I ask a villager, what is the name of your son. He says, Dilip. How old is he? Well, he is in the 6th, so 7 plus 6, 11, maybe 12. Ok. Then, second. Daughter. What’s her name? Startled look, pause, think. Hmmm, Mayuri. How old is she? 8, I think. And the third one? Daughter, Soni. How old is she? She’s in the 2nd, so 2 plus 6, 8. But then, what about the second. No, she is second. Soni, pipes in, I’m not your second, Baba, I’m the third, I’m the third. But I’m in the second. Right. A friend says, let me see, she’s 8, so the second one must be 10, and your son, he must be 12. Yes, 12, 10. 8, that sounds about right. I say yes, that sounds fine to me. But haven’t you registered them at birth? Oh yes, of course, I have. Then? The friend says, We only need the registry when we have to take their school admissions, then who looks at that paper. So we forget.
It’s not difficult to forget how many years have passed in this dusty village. It once belonged to Raja Bhosale, but when the princely states were dissolved, and the farmers got the ownership of their land, his house was taken away in bits and pieces, a stone here, a stone there, now nothing remains except a 2-3 foot wall. Time has passed, the houses have become more and more decrepit, everything is falling apart, even the lives of the farmers, as they battle debt, the unpredictable monsoons, a complete lack of health care facilities, poisonous snakes, and a hard, very hard laborious life.
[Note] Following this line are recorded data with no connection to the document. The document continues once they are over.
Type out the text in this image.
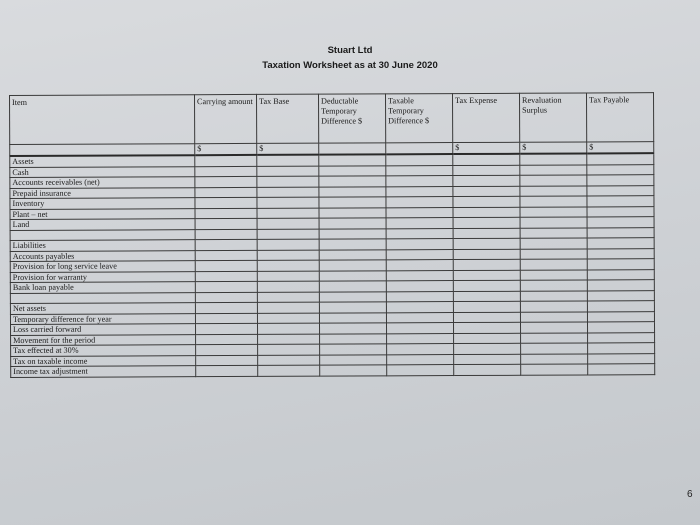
Stuart Ltd
Taxation Worksheet as at 30 June 2020
Item	Carrying amount	Tax Base	Deductable Temporary Difference $	Taxable Temporary Difference $	Tax Expense	Revaluation Surplus	Tax Payable

	$	$			$	$	$
Assets							
Cash							
Accounts receivables (net)							
Prepaid insurance							
Inventory							
Plant – net							
Land							

Liabilities							
Accounts payables							
Provision for long service leave							
Provision for warranty							
Bank loan payable							

Net assets							
Temporary difference for year							
Loss carried forward							
Movement for the period							
Tax effected at 30%							
Tax on taxable income							
Income tax adjustment							
6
The school is fine, surprisingly, the teachers come to work, but it’s hard to say what good an education in a village school will do them, in terms of real jobs, and lifting them out of their crippling poverty.
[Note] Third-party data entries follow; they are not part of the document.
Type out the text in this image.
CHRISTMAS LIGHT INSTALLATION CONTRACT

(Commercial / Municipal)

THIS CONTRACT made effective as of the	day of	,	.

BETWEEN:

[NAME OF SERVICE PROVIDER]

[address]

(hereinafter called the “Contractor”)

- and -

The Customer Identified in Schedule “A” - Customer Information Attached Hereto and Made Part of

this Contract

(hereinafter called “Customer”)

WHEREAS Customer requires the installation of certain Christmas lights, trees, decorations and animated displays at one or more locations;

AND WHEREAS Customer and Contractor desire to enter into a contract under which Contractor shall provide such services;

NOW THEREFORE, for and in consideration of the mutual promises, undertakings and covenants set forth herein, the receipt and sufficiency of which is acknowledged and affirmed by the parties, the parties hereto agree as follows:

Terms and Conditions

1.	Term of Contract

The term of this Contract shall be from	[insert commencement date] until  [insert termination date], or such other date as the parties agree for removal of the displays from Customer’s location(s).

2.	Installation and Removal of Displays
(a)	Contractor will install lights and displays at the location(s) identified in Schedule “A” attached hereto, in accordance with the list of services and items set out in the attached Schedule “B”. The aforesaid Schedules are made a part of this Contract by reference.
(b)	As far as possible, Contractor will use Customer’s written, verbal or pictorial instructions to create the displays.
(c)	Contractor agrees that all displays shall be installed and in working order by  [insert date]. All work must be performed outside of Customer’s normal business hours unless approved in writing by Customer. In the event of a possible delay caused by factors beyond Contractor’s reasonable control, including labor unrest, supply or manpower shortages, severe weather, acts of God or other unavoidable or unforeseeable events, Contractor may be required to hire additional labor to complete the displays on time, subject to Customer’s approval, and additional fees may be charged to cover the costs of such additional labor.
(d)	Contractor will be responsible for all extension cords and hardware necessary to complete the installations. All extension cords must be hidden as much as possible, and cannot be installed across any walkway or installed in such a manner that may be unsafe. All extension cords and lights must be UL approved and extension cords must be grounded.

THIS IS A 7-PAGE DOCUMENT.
The faces and bodies too are ageless, with malnutrition, hard labour and the scorching sun, and who can say whether a man is 28 or 35 or 40. They go on, until the body collapses, and even then, the old man or woman lying on the cot outside the door, is like a guard for the children and the house, while the parents go to work.
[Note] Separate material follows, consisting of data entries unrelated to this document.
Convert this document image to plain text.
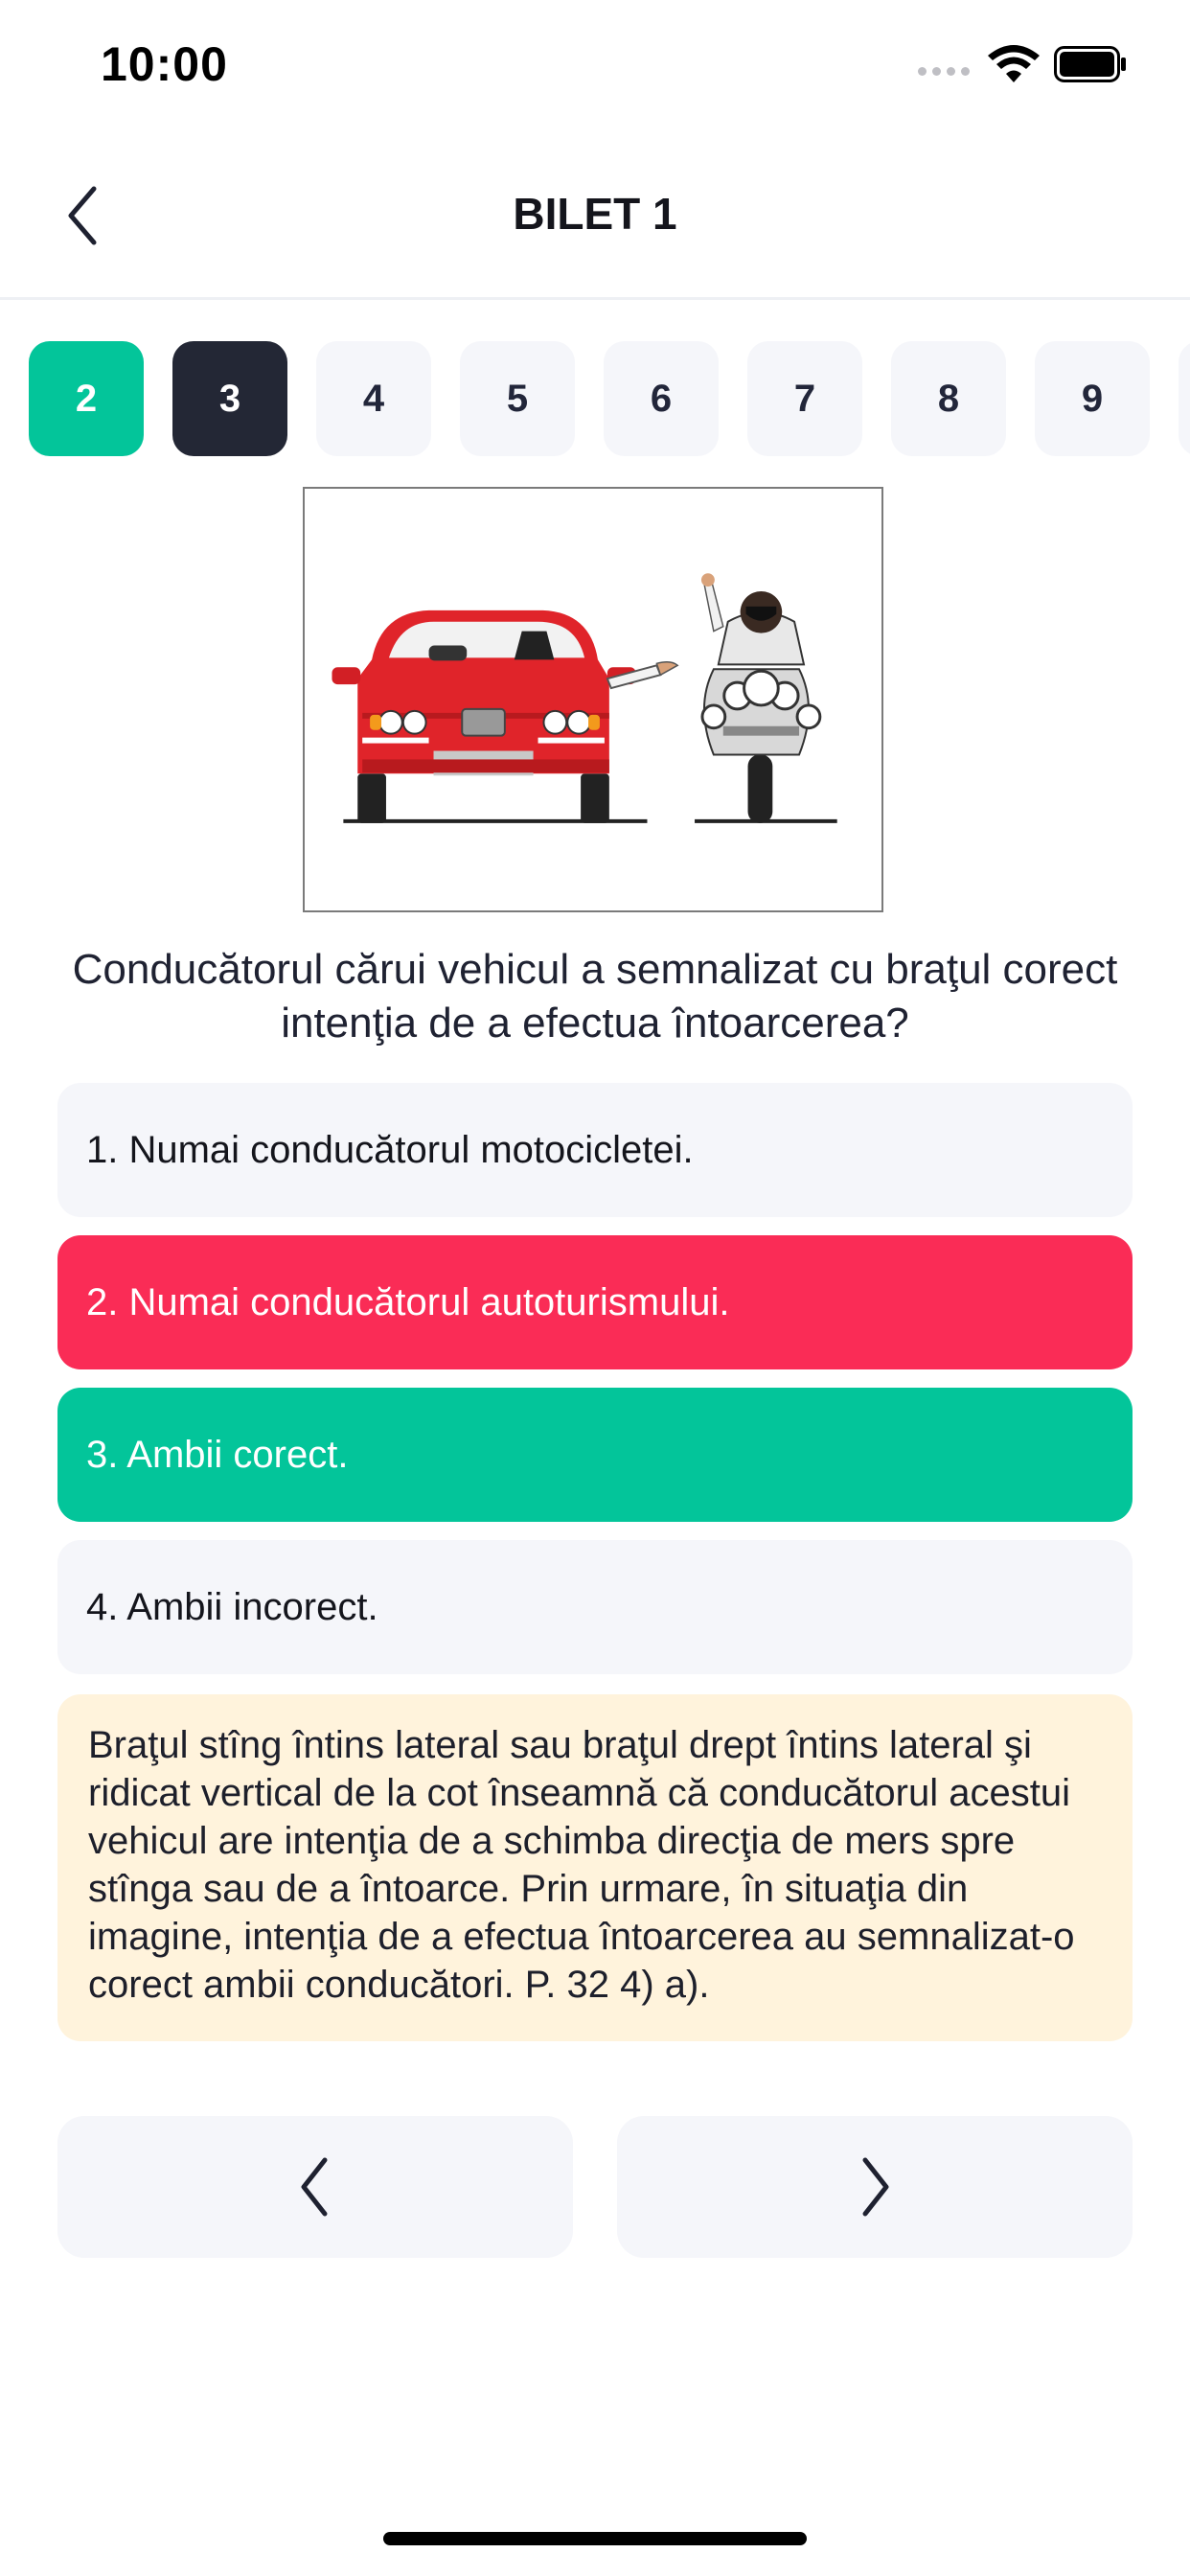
10:00
BILET 1
2	3	4	5	6	7	8	9
Conducătorul cărui vehicul a semnalizat cu braţul corect intenţia de a efectua întoarcerea?
1. Numai conducătorul motocicletei.
2. Numai conducătorul autoturismului.
3. Ambii corect.
4. Ambii incorect.
Braţul stîng întins lateral sau braţul drept întins lateral şi ridicat vertical de la cot înseamnă că conducătorul acestui vehicul are intenţia de a schimba direcţia de mers spre stînga sau de a întoarce. Prin urmare, în situaţia din imagine, intenţia de a efectua întoarcerea au semnalizat-o corect ambii conducători. P. 32 4) a).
I know we work hard too, making television documentaries, in the sun all day, working 15 hours a day, often eating only two meals a day, sometimes one. But the difference is, we can drive away in our SUVs, to a clean hotel 3 hours away, a good meal in a good restaurant, to a hot water bath, and our work pays us enough to give our families a decent life. We are not insensitive, or unintelligent, or unconcerned. But it’s difficult to believe that what we do, helps anyone but ourselves.